Compared to a single token, an index fund has the inherent benefits of downside protection and reduced volatility (Table 1).
Reduced volatility combined with downside protection can make the index fund more attractive as a collateral (See figure 1 for $DPI on cream.finance). Being added as collateral means that the index token holder has the potential to put their tokens to work, even if only to borrow stable coins to capture low risk yield.
As more collateral options become available (Compound, AAVE, MakerDAO etc), and the total AUV for the fund increases, then the fund token becomes more attractive for more active yield generation such as the methodologies used by yearn to maximize yield from deposited tokens.

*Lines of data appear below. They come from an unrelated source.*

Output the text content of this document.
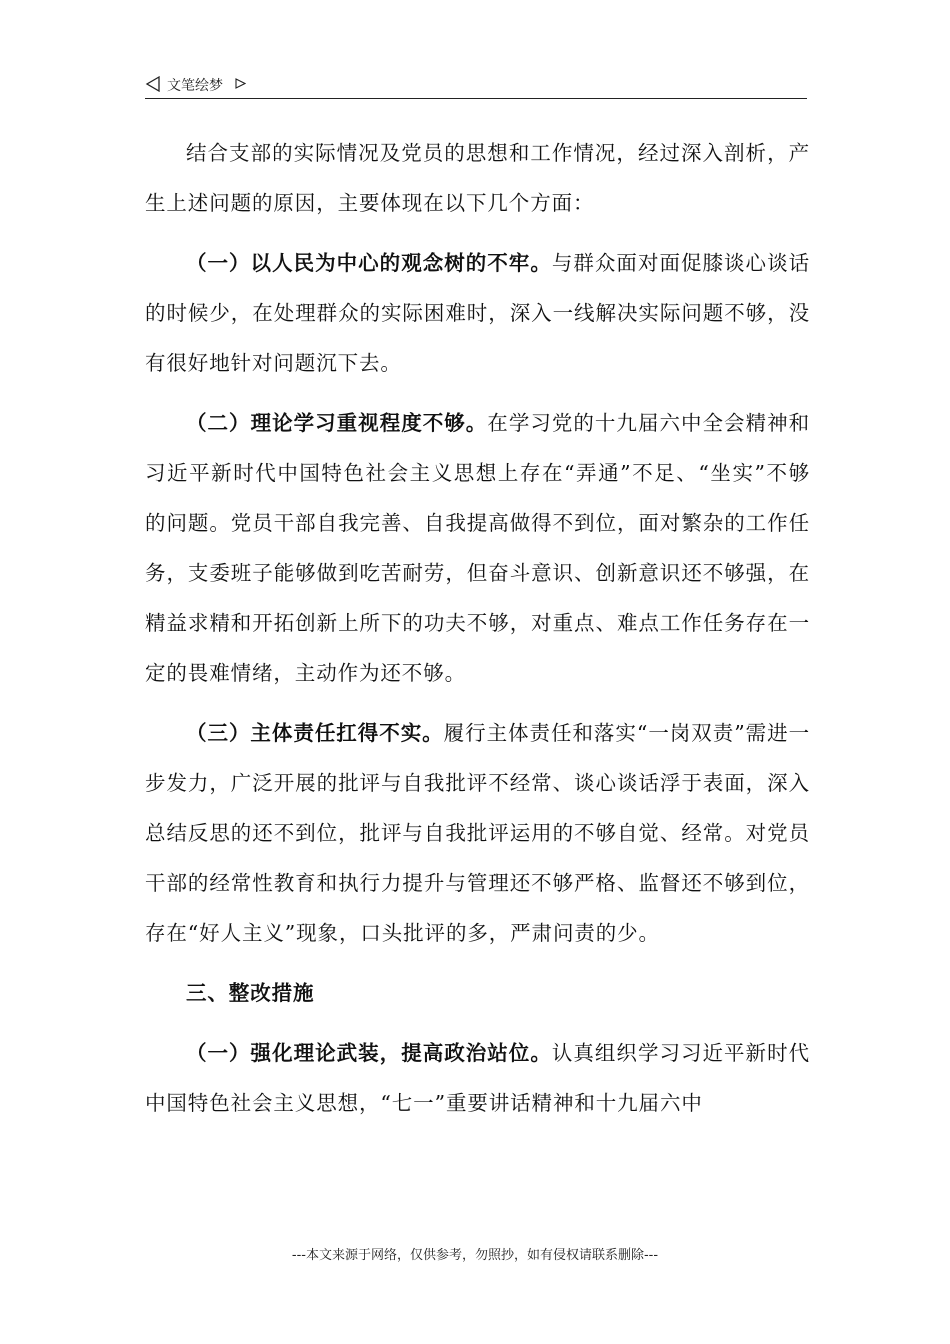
文笔绘梦

结合支部的实际情况及党员的思想和工作情况，经过深入剖析，产生上述问题的原因，主要体现在以下几个方面：

（一）以人民为中心的观念树的不牢。与群众面对面促膝谈心谈话的时候少，在处理群众的实际困难时，深入一线解决实际问题不够，没有很好地针对问题沉下去。

（二）理论学习重视程度不够。在学习党的十九届六中全会精神和习近平新时代中国特色社会主义思想上存在“弄通”不足、“坐实”不够的问题。党员干部自我完善、自我提高做得不到位，面对繁杂的工作任务，支委班子能够做到吃苦耐劳，但奋斗意识、创新意识还不够强，在精益求精和开拓创新上所下的功夫不够，对重点、难点工作任务存在一定的畏难情绪，主动作为还不够。

（三）主体责任扛得不实。履行主体责任和落实“一岗双责”需进一步发力，广泛开展的批评与自我批评不经常、谈心谈话浮于表面，深入总结反思的还不到位，批评与自我批评运用的不够自觉、经常。对党员干部的经常性教育和执行力提升与管理还不够严格、监督还不够到位，存在“好人主义”现象，口头批评的多，严肃问责的少。

三、整改措施

（一）强化理论武装，提高政治站位。认真组织学习习近平新时代中国特色社会主义思想，“七一”重要讲话精神和十九届六中

---本文来源于网络，仅供参考，勿照抄，如有侵权请联系删除---
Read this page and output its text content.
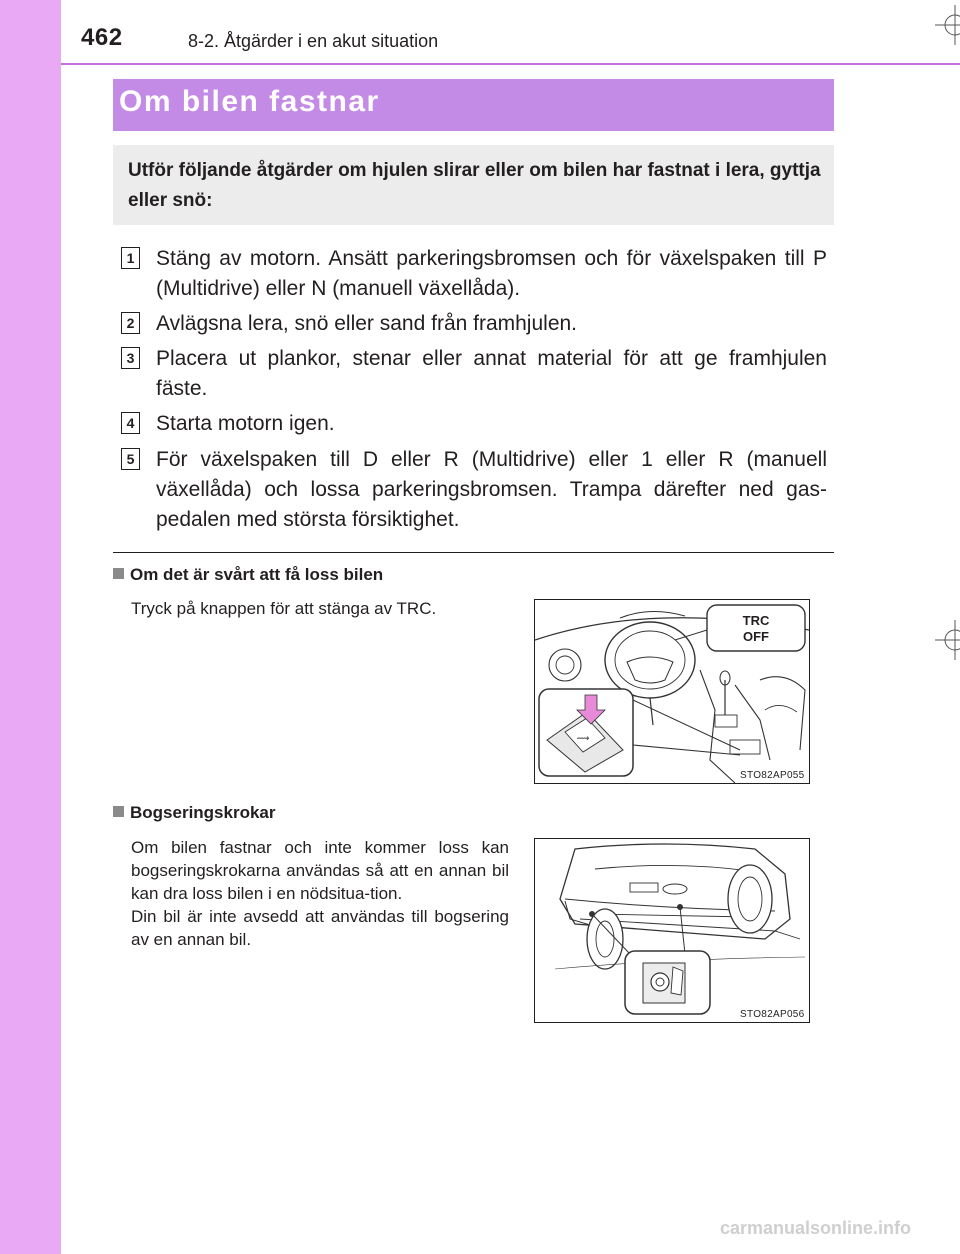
462	8-2. Åtgärder i en akut situation
Om bilen fastnar
Utför följande åtgärder om hjulen slirar eller om bilen har fastnat i lera, gyttja eller snö:
1 Stäng av motorn. Ansätt parkeringsbromsen och för växelspaken till P (Multidrive) eller N (manuell växellåda).
2 Avlägsna lera, snö eller sand från framhjulen.
3 Placera ut plankor, stenar eller annat material för att ge framhjulen fäste.
4 Starta motorn igen.
5 För växelspaken till D eller R (Multidrive) eller 1 eller R (manuell växellåda) och lossa parkeringsbromsen. Trampa därefter ned gas-pedalen med största försiktighet.
Om det är svårt att få loss bilen
Tryck på knappen för att stänga av TRC.
TRC
OFF
⟿
STO82AP055
Bogseringskrokar
Om bilen fastnar och inte kommer loss kan bogseringskrokarna användas så att en annan bil kan dra loss bilen i en nödsitua-tion.
Din bil är inte avsedd att användas till bogsering av en annan bil.
STO82AP056
carmanualsonline.info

DeFi infrastructure that allows an index to become more productive
In addition to the direct income from being used by other protocols as collateral, the token and fund infrastructure can be built into other DeFi protocols. For example the availability of put and call options allows traders to access protection against more general market movements (Figure 2).
Insurance for the underlying potocols increases the attractiveness of the index for some customers and allow them to make larger trades based on the fund.
Final Thoughts
Crypto index funds have the potential to be productive. Intrinsic productivity requires careful consideration of the different approaches and their consequences. Extrinsic productivity generally requires other DeFi protocols to recognise an opportunity to benefit from the available capital and the inherent benefits of diversification and downside protection.
Disclosure and Disclaimer
I’m a long term investor in cryptocurrencies including DeFi. I am an active member of the INDEXcoop which manages the $DPI fund.
This is not financial advice, all investments are risky, crypto investments are riskier than most. Do your own research. Do not invest more than you can afford to lose.